Das Gesetz zielt darauf ab, den Import von Produkten aus abgeholzten Gebieten in Südamerika und Asien zu verbieten. Es verpflichtet Unternehmen, nachzuweisen, dass ihre Produkte nicht aus kürzlich abgeholzten Gebieten stammen. Dies gilt unter anderem für Produkte wie Palmöl, Soja, Holz, Kakao und Rindfleisch.
Importierende europäische Unternehmen müssen detaillierte Informationen über die Herkunft ihrer Produkte vorlegen, um die strengen Rückverfolgbarkeits- und Transparenzanforderungen zu erfüllen. Diese Initiative wird als Meilenstein im Kampf gegen die weltweite Abholzung angesehen, die insbesondere in tropischen Regionen erhebliche ökologische Schäden verursacht.
Das Parlament hat auch einige Änderungen vorgenommen, die von Gegnern als Abschwächung des ursprünglichen Gesetzes angesehen werden.

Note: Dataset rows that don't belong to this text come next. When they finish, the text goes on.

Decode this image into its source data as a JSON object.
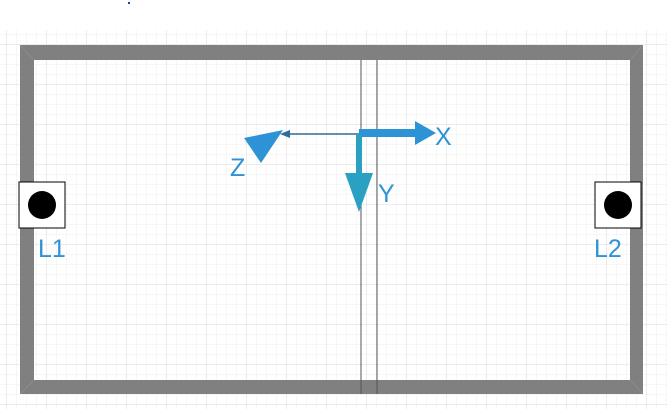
{
  "colors": {
    "background": "#ffffff",
    "grid_major": "#d8d8d8",
    "grid_minor": "#eeeeee",
    "frame": "#808080",
    "axis_blue": "#2e93d6",
    "axis_y": "#2aa0c2",
    "z_line": "#2b6f96",
    "label": "#2e93d6",
    "marker_dot": "#000000",
    "stray_dot": "#1a3fbf"
  },
  "icons": {
    "l1": "black-dot-marker-icon",
    "l2": "black-dot-marker-icon"
  },
  "axes": {
    "x_label": "X",
    "y_label": "Y",
    "z_label": "Z"
  },
  "markers": {
    "left_label": "L1",
    "right_label": "L2"
  }
}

Umweltorganisationen befürchten, dass die Anpassungen die Wirksamkeit des Gesetzes untergraben könnten. Gleichzeitig gibt es Stimmen, die behaupten, dass diese Änderungen notwendig sind, um sicherzustellen, dass das Gesetz für kleinere Unternehmen und Produzenten umsetzbar bleibt.
Einer der Folgen dieser Änderungen ist, dass nun eine neue Verhandlungsrunde zwischen dem Europäischen Parlament und den EU-Ministerinnen und -Ministern gestartet werden muss. In dieser erneuten Beratung können die (neue) Europäische Kommission und die politischen Fraktionen im Europaparlament erneut die Diskussion über von ihnen zuvor eingebrachte (aber abgelehnte) Vorschläge anstoßen. Dieser Prozess kann die Einführung des Gesetzes weiter verzögern und zu zusätzlicher Unsicherheit für Unternehmen und politische Entscheidungsträger führen.